New Witcher 3 Expansion: Geralt Returns 12 Years After Launch

New Witcher 3 Expansion: Geralt Returns 12 Years After Launch

I was halfway through my morning coffee when the RED Launcher hiccuped and a banner flashed across my screen. For a beat I thought it was a mistaken mod or fan mockup. Then the title settled: The Witcher 3: Wild Hunt — Songs of the Past, coming in 2027.

I’ve chased leaks and launch windows long enough to tell you when a moment is perfunctory and when it matters. You felt that jolt too: a dozen years after May 18, 2015, Geralt’s story is not finished. CD PROJEKT RED’s announcement—accelerated by an accidental early listing—landed with the force of a lighthouse cutting through fog and the internet reacted fast, the news spreading like wildfire across X.

The Witcher 3 Wild Hunt horseback combat
Image via CD Projekt Red

I saw the RED Launcher listing before the livestream — what CD PROJEKT RED actually announced

The leak wasn’t a tease; it was an accidental reveal that shoved the company into a timetable. CD PROJEKT RED confirmed a full expansion for The Witcher 3, officially titled Songs of the Past, due in 2027 and starring Geralt of Rivia. The studio also said the expansion will arrive on PC, PS5, and Xbox Series X|S and that more details will follow in late summer.

That initial social splash was massive: the announcement post on X reached 25,000 reposts and more than seven million views inside five hours. The scale matters—this isn’t a niche patch; it’s a major content investment co-developed with Fool’s Theory, the studio known for The Thaumaturge.
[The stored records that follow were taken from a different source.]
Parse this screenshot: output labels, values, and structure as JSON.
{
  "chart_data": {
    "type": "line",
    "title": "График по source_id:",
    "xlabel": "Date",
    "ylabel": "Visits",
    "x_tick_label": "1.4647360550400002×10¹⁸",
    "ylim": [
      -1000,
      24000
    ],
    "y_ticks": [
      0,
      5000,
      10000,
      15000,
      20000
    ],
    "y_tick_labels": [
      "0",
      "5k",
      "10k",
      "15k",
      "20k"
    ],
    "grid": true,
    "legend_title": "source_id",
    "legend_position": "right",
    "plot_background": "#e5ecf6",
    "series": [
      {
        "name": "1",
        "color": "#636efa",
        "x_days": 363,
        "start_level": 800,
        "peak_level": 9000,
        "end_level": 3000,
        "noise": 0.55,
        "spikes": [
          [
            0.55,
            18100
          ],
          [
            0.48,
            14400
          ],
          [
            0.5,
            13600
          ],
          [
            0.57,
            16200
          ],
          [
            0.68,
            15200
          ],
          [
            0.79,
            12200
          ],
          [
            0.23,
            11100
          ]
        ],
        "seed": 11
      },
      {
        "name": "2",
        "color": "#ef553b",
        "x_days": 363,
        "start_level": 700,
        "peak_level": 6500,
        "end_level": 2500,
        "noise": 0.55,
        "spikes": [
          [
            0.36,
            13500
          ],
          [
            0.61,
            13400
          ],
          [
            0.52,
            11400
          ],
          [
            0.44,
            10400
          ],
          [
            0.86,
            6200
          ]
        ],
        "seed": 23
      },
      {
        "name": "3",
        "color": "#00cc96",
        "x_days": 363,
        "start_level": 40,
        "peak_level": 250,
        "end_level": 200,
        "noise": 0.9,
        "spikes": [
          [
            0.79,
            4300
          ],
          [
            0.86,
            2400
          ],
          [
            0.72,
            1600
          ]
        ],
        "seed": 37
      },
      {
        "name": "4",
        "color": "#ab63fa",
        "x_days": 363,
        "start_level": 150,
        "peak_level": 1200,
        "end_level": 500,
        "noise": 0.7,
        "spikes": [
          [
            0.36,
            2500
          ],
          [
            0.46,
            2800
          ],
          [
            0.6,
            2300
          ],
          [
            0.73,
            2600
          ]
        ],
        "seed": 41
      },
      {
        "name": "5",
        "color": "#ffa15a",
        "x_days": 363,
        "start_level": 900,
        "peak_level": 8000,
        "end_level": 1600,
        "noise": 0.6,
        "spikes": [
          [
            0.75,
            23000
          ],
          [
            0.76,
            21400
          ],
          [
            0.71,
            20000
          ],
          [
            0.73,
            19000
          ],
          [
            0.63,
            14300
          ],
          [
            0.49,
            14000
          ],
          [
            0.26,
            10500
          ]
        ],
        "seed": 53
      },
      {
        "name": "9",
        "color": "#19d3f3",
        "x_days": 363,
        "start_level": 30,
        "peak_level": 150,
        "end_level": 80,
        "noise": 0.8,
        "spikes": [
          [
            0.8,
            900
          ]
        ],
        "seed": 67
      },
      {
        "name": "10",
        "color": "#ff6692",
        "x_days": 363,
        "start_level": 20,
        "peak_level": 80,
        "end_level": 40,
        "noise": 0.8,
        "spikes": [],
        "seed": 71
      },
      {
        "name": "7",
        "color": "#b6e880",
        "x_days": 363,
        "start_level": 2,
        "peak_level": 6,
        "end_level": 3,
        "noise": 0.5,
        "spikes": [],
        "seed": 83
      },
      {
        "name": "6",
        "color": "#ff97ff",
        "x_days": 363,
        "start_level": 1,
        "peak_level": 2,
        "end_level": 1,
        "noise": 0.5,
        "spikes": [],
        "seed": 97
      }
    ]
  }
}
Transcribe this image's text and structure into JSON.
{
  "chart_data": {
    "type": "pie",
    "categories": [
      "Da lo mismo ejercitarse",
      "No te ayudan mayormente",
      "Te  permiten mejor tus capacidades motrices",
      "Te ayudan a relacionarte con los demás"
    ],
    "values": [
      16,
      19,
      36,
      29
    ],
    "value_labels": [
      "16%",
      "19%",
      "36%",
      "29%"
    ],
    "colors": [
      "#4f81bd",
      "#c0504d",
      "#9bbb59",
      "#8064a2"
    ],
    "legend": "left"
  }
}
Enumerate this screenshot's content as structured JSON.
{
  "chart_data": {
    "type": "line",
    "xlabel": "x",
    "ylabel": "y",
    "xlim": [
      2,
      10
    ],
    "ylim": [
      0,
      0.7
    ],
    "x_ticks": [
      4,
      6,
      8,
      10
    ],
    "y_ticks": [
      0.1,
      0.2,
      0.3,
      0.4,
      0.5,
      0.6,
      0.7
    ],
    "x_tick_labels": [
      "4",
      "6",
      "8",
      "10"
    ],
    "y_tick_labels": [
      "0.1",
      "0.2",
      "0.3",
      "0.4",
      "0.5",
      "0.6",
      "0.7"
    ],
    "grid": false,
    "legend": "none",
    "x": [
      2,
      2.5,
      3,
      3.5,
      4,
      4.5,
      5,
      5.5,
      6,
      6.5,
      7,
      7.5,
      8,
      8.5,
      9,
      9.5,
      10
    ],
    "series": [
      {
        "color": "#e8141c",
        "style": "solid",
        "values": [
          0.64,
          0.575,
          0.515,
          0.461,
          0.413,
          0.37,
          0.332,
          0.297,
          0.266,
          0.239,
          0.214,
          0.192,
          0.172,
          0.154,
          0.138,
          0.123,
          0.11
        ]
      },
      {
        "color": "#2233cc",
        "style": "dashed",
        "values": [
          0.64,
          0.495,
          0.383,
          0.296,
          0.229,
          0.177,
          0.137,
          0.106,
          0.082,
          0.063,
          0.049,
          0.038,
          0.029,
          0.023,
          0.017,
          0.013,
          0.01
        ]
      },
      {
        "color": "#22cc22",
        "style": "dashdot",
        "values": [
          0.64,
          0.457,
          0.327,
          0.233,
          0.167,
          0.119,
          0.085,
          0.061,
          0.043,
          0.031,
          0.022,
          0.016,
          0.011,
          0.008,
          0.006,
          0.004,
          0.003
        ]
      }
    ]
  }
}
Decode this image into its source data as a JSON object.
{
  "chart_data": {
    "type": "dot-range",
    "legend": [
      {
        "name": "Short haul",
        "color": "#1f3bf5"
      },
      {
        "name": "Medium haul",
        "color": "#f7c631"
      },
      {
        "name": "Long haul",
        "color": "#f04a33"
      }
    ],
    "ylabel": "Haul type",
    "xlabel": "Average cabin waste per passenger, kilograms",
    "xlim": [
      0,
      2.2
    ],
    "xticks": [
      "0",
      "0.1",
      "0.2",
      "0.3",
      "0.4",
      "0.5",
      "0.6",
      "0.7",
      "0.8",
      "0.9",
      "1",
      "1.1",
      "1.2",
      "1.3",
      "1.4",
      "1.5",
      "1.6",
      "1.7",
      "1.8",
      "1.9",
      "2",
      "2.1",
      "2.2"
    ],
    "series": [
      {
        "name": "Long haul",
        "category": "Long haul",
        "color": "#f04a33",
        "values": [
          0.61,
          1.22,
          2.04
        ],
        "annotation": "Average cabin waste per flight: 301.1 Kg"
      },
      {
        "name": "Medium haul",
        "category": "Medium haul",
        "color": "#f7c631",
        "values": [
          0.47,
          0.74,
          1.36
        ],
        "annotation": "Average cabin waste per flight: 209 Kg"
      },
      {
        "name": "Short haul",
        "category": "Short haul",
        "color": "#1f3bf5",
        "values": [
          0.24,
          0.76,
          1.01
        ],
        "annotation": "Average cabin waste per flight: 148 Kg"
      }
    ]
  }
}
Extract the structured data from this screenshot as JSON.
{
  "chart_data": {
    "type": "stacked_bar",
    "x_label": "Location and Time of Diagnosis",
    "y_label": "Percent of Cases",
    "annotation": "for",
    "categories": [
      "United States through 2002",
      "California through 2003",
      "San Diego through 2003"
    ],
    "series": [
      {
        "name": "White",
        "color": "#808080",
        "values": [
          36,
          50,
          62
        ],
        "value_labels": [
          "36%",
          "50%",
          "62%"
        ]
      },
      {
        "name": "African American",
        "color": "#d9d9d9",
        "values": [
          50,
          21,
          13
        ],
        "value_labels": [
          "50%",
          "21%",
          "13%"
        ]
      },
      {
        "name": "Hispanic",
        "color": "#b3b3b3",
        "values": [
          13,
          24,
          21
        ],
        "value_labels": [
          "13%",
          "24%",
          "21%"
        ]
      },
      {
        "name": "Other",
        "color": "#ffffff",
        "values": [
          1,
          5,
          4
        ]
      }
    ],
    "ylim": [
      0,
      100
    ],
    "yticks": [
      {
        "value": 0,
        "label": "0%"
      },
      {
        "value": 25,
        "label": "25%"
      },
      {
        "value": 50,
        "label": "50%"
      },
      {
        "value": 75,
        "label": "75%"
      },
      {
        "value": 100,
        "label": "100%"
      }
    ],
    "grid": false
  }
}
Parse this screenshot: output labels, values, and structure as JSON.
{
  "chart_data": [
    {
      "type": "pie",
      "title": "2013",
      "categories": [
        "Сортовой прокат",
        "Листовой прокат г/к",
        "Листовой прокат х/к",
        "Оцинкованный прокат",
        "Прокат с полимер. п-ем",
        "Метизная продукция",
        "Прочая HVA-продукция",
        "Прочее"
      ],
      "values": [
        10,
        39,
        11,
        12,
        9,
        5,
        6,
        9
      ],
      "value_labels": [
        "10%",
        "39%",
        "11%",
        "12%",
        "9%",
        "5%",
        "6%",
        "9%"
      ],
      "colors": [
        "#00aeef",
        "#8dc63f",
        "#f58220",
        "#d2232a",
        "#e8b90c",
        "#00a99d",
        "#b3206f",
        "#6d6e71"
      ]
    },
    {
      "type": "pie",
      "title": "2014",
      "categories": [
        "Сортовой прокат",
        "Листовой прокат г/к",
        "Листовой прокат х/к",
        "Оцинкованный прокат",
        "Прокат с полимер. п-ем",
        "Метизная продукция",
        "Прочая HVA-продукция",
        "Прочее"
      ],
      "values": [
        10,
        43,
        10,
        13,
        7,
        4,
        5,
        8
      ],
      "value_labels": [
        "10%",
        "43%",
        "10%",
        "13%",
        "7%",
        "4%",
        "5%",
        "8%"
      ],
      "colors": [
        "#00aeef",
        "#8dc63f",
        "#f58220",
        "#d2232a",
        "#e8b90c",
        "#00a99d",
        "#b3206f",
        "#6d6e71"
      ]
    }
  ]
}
I checked the platform notes — what this means for players and hardware

That popup contained a line you shouldn’t skip: updated PC requirements. CD PROJEKT RED recommends a minimum of an NVIDIA GeForce GTX 1660 or AMD Radeon RX 5500 XT 8GB GPU, 6 GB of VRAM, and 12 GB of RAM for the expansion. If you’re gaming on PC through platforms like Steam or GOG, those specs matter; console players on PS5 and Xbox Series X|S are covered by platform parity.

When is the new Witcher 3 expansion coming out?

The release window is 2027. CD PROJEKT RED has positioned the expansion as a late-life addition to a game first launched in 2015. Expect a proper reveal stream—tomorrow’s live event was teased after the leak—followed by more granular dates and platform details in late summer.

Will Geralt be the protagonist in this expansion?

Yes. The studio explicitly said Geralt will be the focus of Songs of the Past. That’s notable because CD PROJEKT RED is also moving forward with The Witcher 4, which is expected to star Ciri, so this expansion performs two roles: extra content for tonight’s fans and a bridge toward the franchise’s next chapter.

I watched the reaction on X and Discord — why the timing matters

Fans and creators jumped immediately: streamers queued speculation, modders promised new tools, and community hubs filled with theorycraft. That reaction amplifies the commercial logic—CD PROJEKT RED can leverage existing goodwill, the Netflix adaptations, and persistent sales to justify fresh investment into a decade-old title.

For you as a player, that means choices: replay the original now to refresh memory, or wait for the expansion to land with updated quality-of-life and graphical patches. If you’re eyeing upgrades, note GPU compatibility with NVIDIA and AMD drivers, and keep an eye on GOG/Steam store pages for bundled offers around the reveal stream.

I thought about the franchise arc — what this says about CD PROJEKT RED’s strategy

CD PROJEKT RED continues to shepherd The Witcher as a multiplatform IP: games, streaming series, and an engaged modding base. Co-developing with Fool’s Theory lets the studio balance resources between long-tail support for The Witcher 3 and development on new entries like The Witcher 4. It’s a deliberate move to keep Geralt relevant while pivoting the narrative baton to Ciri down the road.

For press and creators, this is a moment to synchronize coverage across channels—X (Twitter), YouTube streams, and community Discords will drive early impressions and discovery. For players, the expansion is a gift and a litmus test: will a 12-year-old title still surprise?

So what will you do—reinstall, replay, or wait to see what Songs of the Past actually delivers?